Where \( F(t+1) \) is the forecast for the next hour and \( C_{\text{pod}} \) is the CPU capacity per replica. The ceiling function ensures the system always rounds up, favoring over-provisioning over under-provisioning.

This proposed replica count then passes through a constraint pipeline before any scaling happens.

The Constraint Pipeline

Every scaling decision passes through four stages in order. A proposal can be blocked, reduced, or clamped at any stage.

Forecast Engine ──► Stabilization Check
                    Min/Max Clamping
                    Step Limit
                    Guard Probes (scale-down only)
                    Final Target ──► Scale

1. Stabilization Window

A cooldown period that prevents oscillation. After a scale event, the operator blocks further scaling in the same direction until the window elapses.

The key detail: direction tracking is independent. Scaling up after a recent scale-down is allowed immediately. Only repeated scaling in the same direction is throttled.

Scenario Blocked?
Scaled down 2 min ago, proposing another scale-down (window: 5m) Yes
Scaled down 2 min ago, proposing scale-up (window: 1m) No
Scaled up 30s ago, proposing scale-down (window: 5m) No

2. Min/Max Clamping

Hard bounds. The operator will never scale below minReplicas or above maxReplicas, regardless of what the forecast predicts.

3. Step Limit

Caps how many replicas can change in a single reconcile. This creates gradual ramps instead of sudden jumps.

If the forecast says you need 20 replicas and you currently have 5, with maxStep: 5 the progression would be: 5 → 10 → 15 → 20 over multiple reconcile loops.

4. Guard Probes (scale-down only)

After the constraint pipeline produces a final target, scale-down decisions must pass one more check: guard probes.
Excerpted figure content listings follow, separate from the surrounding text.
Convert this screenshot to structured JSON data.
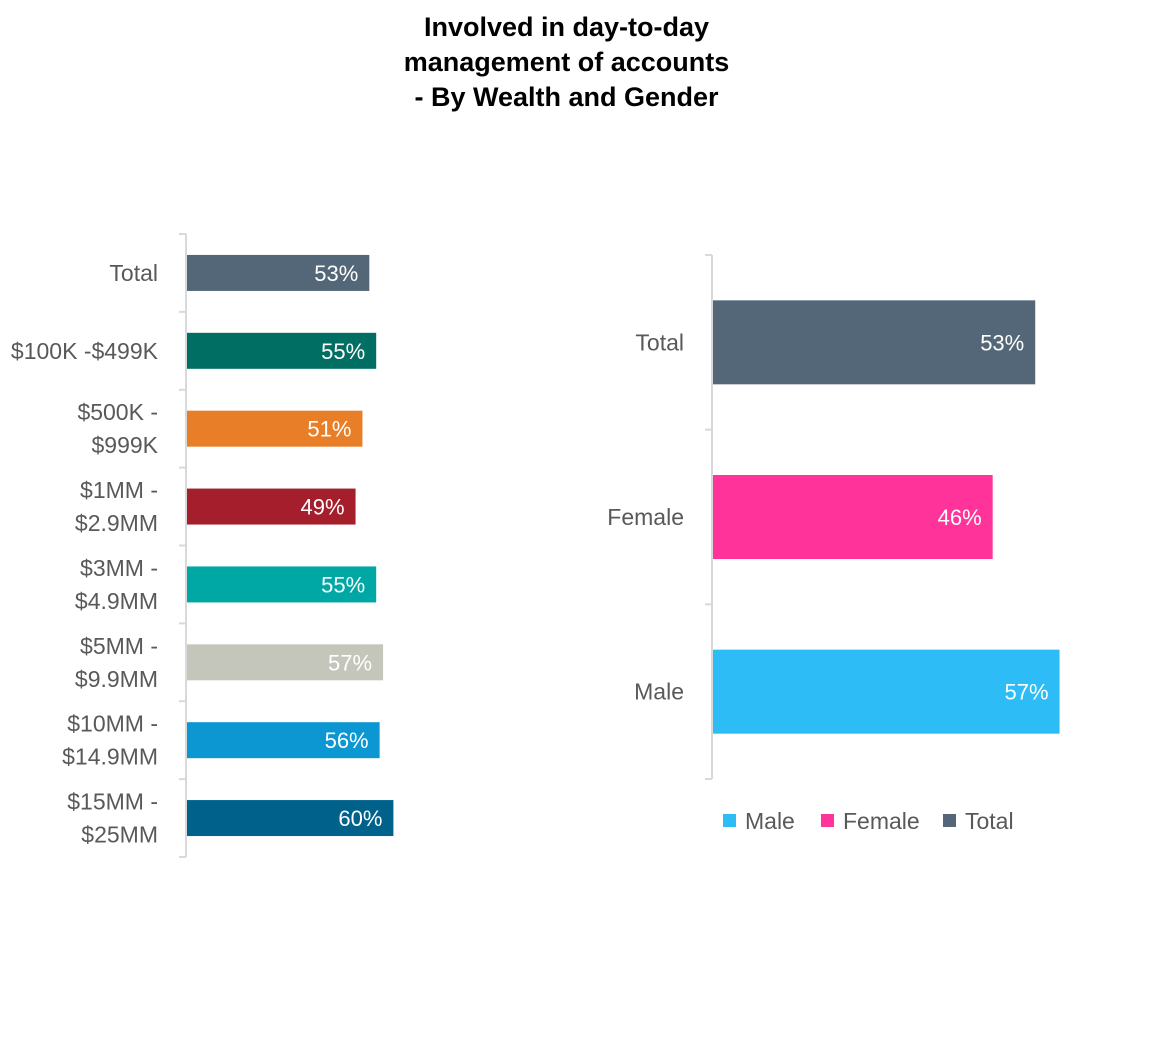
{
  "title_lines": [
    "Involved in day-to-day",
    "management of accounts",
    "- By Wealth and Gender"
  ],
  "chart_data": [
    {
      "type": "bar",
      "orientation": "horizontal",
      "categories": [
        [
          "Total"
        ],
        [
          "$100K -$499K"
        ],
        [
          "$500K -",
          "$999K"
        ],
        [
          "$1MM -",
          "$2.9MM"
        ],
        [
          "$3MM -",
          "$4.9MM"
        ],
        [
          "$5MM -",
          "$9.9MM"
        ],
        [
          "$10MM -",
          "$14.9MM"
        ],
        [
          "$15MM -",
          "$25MM"
        ]
      ],
      "values": [
        53,
        55,
        51,
        49,
        55,
        57,
        56,
        60
      ],
      "value_labels": [
        "53%",
        "55%",
        "51%",
        "49%",
        "55%",
        "57%",
        "56%",
        "60%"
      ],
      "colors": [
        "#546778",
        "#006e63",
        "#e87e27",
        "#a41e2c",
        "#00a8a5",
        "#c5c6bb",
        "#0c97d2",
        "#00628b"
      ],
      "xlim": [
        0,
        100
      ],
      "grid": false
    },
    {
      "type": "bar",
      "orientation": "horizontal",
      "categories": [
        [
          "Total"
        ],
        [
          "Female"
        ],
        [
          "Male"
        ]
      ],
      "values": [
        53,
        46,
        57
      ],
      "value_labels": [
        "53%",
        "46%",
        "57%"
      ],
      "colors": [
        "#546778",
        "#ff3399",
        "#2dbcf5"
      ],
      "xlim": [
        0,
        100
      ],
      "grid": false,
      "legend": {
        "position": "bottom",
        "entries": [
          {
            "label": "Male",
            "color": "#2dbcf5"
          },
          {
            "label": "Female",
            "color": "#ff3399"
          },
          {
            "label": "Total",
            "color": "#546778"
          }
        ]
      }
    }
  ]
}
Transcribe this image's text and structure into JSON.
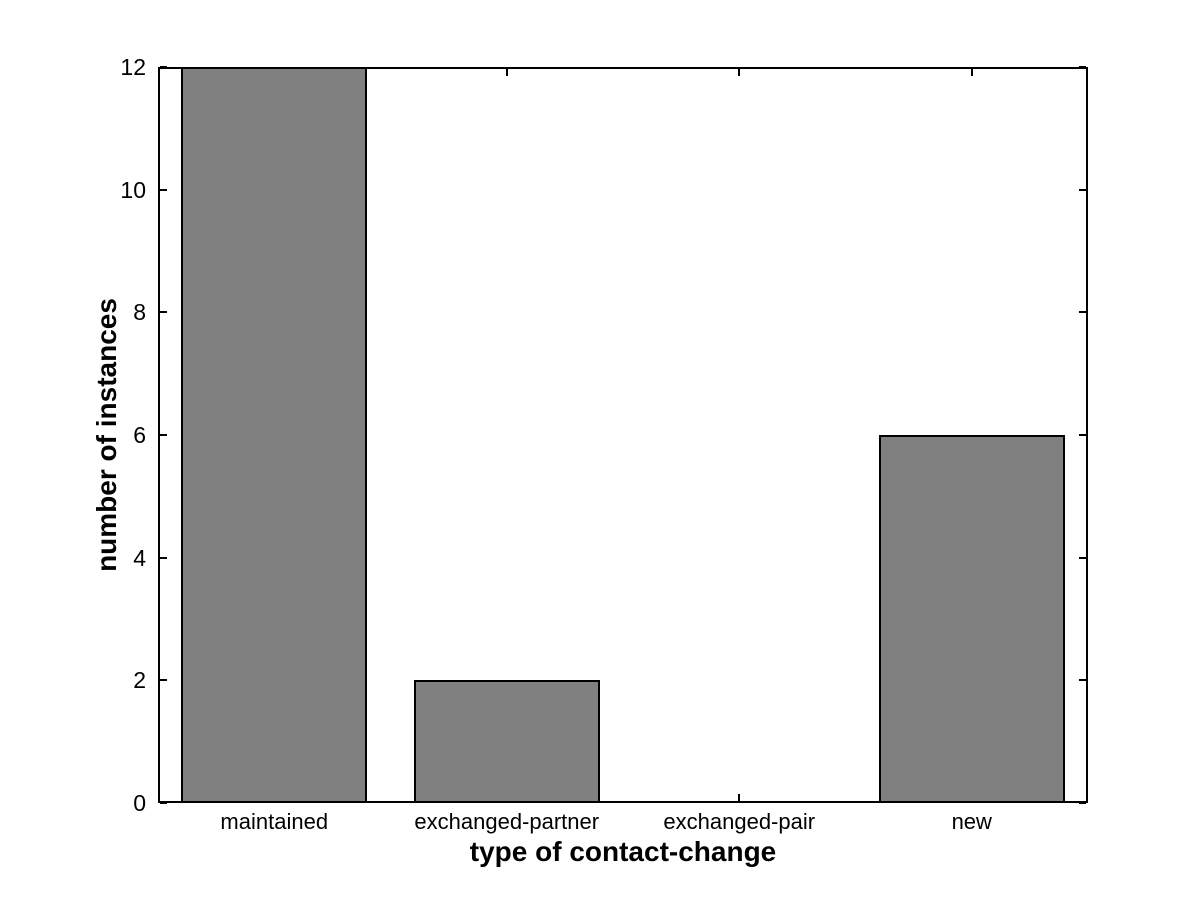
{
  "chart_data": {
    "type": "bar",
    "title": "",
    "categories": [
      "maintained",
      "exchanged-partner",
      "exchanged-pair",
      "new"
    ],
    "values": [
      12,
      2,
      0,
      6
    ],
    "xlabel": "type of contact-change",
    "ylabel": "number of instances",
    "ylim": [
      0,
      12
    ],
    "yticks": [
      0,
      2,
      4,
      6,
      8,
      10,
      12
    ],
    "bar_width_fraction": 0.8,
    "bar_color": "#808080",
    "bar_edge_color": "#000000",
    "axis_color": "#000000",
    "background_color": "#ffffff",
    "grid": false,
    "legend": null,
    "tick_style": "inward ticks mirrored on all four sides of boxed axes"
  }
}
These are application-level Prometheus queries that answer questions like "are there active connections?" or "are there in-flight jobs?" before allowing replicas to be removed.

All guards must confirm. If any guard returns a zero or empty result, the scale-down is blocked and re-evaluated on the next reconcile.

Scale-up has no guards because adding capacity is always safe.

A defensive second clamp to [minReplicas, maxReplicas] is also applied after step limits, in case the step calculation pushed the target out of bounds. If the final target equals the current count after all constraints, no scaling happens.

Scale-Up vs Scale-Down Asymmetry

Scaling is intentionally asymmetric. Being slow to remove capacity is safer than being slow to add it.

Concern Scale-up Scale-down
Guard probes Not required All guards must confirm
Typical stabilization Short (1-2m) Longer (5-10m)
Step limit Usually larger Usually smaller

Override Replicas

Setting overrideReplicas bypasses the forecast engine but still passes through the constraint pipeline (stabilization, step limits, min/max clamping). This means an override from 10 to 5 replicas with maxStep: 2 still ramps down gradually: 10 → 8 → 6 → 5.

One difference: scale-down guard probes are skipped for overrides. Since you're explicitly setting the target, the system trusts your intent.

External Drift and HPA Coexistence

Hybernate detects when something outside its control changes the replica count (HPA, manual kubectl scale, another operator). This is called drift. The conflictAction field controls the response:

Policy Behavior
enforce Scale back to what Hybernate decided
warn Log a warning event but accept the change
defer Accept the change and update internal state

If you run HPA alongside Hybernate, use defer. Hybernate won't fight HPA's decisions and will incorporate the new state into its next evaluation.

Forecast Phase Requirements

Scaling decisions depend on the forecast engine having enough confidence to make predictions. The engine must reach DailyActive phase before scaling actions are applied.

Engine phase Scaling behavior
Observing No scaling. Workload stays at its current replica count
DailySuggesting Dry-run only. Proposed scaling is logged but not applied
DailyActive+ Forecast drives real scaling decisions through the constraint pipeline

This means a newly created ManagedWorkload won't have its replicas changed until the forecast engine has collected at least 24 hours of data and built sufficient confidence. See Forecasting for details on phase progression.